Black swans are outliers.
At least that is what everyone thought in Europe, when all swans were assumed to be “snow white.”
By the 18th century, Dutch explorer Willem de Vlamingh landed in Australia, discovered black swans and altered the science of zoology. After the fact it seemed obvious to armchair scientists that black swans had to exist. Making the impossible, possible. But even the other furry genetic mutations (boxing kangaroos, duck billed platypus and teddy-bear koalas) that were discovered had to roll their eyes at such ludic fallacy.
According to Wall Street derivatives legend, Nassim Taleb, “black swans” are wildly unpredictable human events that occur when we least expect them. Like 9/11 and the rise of the PC, internet and Google, they cannot be predicted based on what we know no matter how much we rewrite our ignorance in the past to suit a predictable future.
For example, in the “hood”, black swans are quite common. Ask the homeless.
They are the albino pigeons that leave exploding surprises on windshields and pedestrian heads. They fight for bread scraps outside restaurants and pose with statues for picture-taking tourists.
They are also the iPads and cellphones the homeless use as vital links to friends, employment opportunities and housing to build a light-tunnel out of isolation and despair. Who would have thought the new wave of digital technologies – cloud, Big Data, social, mobile, 3D printing, the Internet Of Things – intended for commercial enterprises and paying consumers, could launch a flock of black swans to help the poor?
As bizarre a juxtaposition as it seems, access to digital technology from smart watches to Wifi is like drinking water for the disenfranchised in poor communities. Technology allows them to defy the physics and social stigma of an address or zip code. Less status symbol and more survival apparatus, these cheap communication technologies are like feet kicking down the fourth wall to the theater of their lives; where they can fully engage and contribute to the conversation on Facebook and Snapchat.
Other attempts have been made to tackle the challenges of education, computer literacy and speedy Internet access, unleashing potential black swan surprises. Bill Gates issued the Reinvent the Toilet challenge to bring sanitation solutions to 2.5 billion people in the world. The contest engendered ideas like solar-powered electronic toilets to a prototype that helps recharge mobile phones from urine.
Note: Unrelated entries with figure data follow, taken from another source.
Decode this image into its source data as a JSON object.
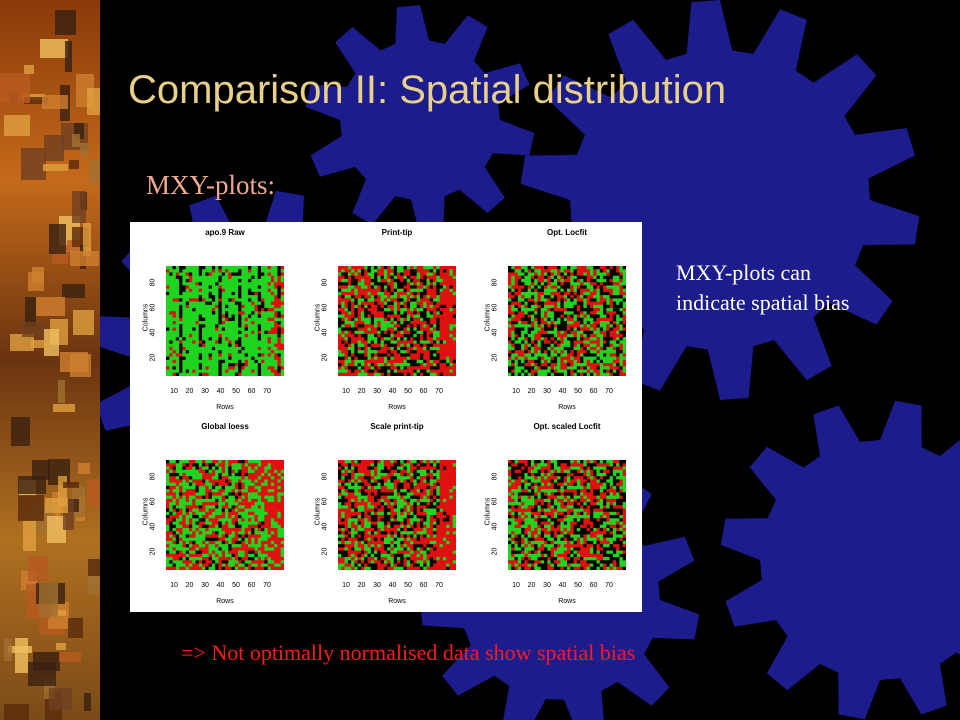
{
  "slide": {
    "title": "Comparison II: Spatial distribution",
    "subtitle": "MXY-plots:",
    "side_note": [
      "MXY-plots can",
      "indicate spatial bias"
    ],
    "conclusion": "=> Not optimally normalised data show spatial bias"
  },
  "colors": {
    "background": "#000000",
    "gear": "#1c1c8c",
    "title": "#e8cf8a",
    "subtitle": "#f0a890",
    "conclusion": "#ff1a1a",
    "heat_green": "#1fd41f",
    "heat_red": "#e01010",
    "heat_black": "#000000"
  },
  "figure": {
    "y_axis_label": "Columns",
    "x_axis_label": "Rows",
    "y_ticks": [
      "20",
      "40",
      "60",
      "80"
    ],
    "x_ticks": [
      "10",
      "20",
      "30",
      "40",
      "50",
      "60",
      "70"
    ],
    "panels": [
      {
        "title": "apo.9 Raw",
        "green_share": 0.8,
        "red_share": 0.1
      },
      {
        "title": "Print-tip",
        "green_share": 0.3,
        "red_share": 0.45
      },
      {
        "title": "Opt. Locfit",
        "green_share": 0.35,
        "red_share": 0.35
      },
      {
        "title": "Global loess",
        "green_share": 0.45,
        "red_share": 0.4
      },
      {
        "title": "Scale print-tip",
        "green_share": 0.3,
        "red_share": 0.45
      },
      {
        "title": "Opt. scaled Locfit",
        "green_share": 0.35,
        "red_share": 0.35
      }
    ]
  }
}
Google launched Google Fiber to cover the last mile into the “hood” and stimulate more high speed broadband adoption and innovation across the digital divide. Additionally, they devised Project Loon, bringing internet access to rural and remote geographies with floating balloons in the sky (inspiring the imaginations of UFO conspiracy theorists, http://bit.ly/1GFIa8U).
In all these use-cases, when we concentrate on things we already know and fail to take into consideration what we don’t know, a black swan surprise hits us with its wing, beak or tail. We tend to put on rose-tinted blinders to the impact of randomness and fail to appreciate the imperfection in our perception of events. Yet reality is not linear math; it is a complex bending mosaic of ones and zeroes swiped with the pads of our fingers, whose rising and falling patterns find comfort in the cumulative effect of a handful of shocks.
Count the game-changing events, the technological advances and inventions that you have witnessed in your lifetime; and compare them to what was there before. How many of them came on the schedule of a toaster?
The mother of invention is need and there is greatest need in poor U.S. inner city communities. Although we like to simplify, narrate, and categorize, and remain cynical about rewarding those who can imagine the “impossible, I predict the next black swan technology will come from these communities. It is already there, waiting to be discovered.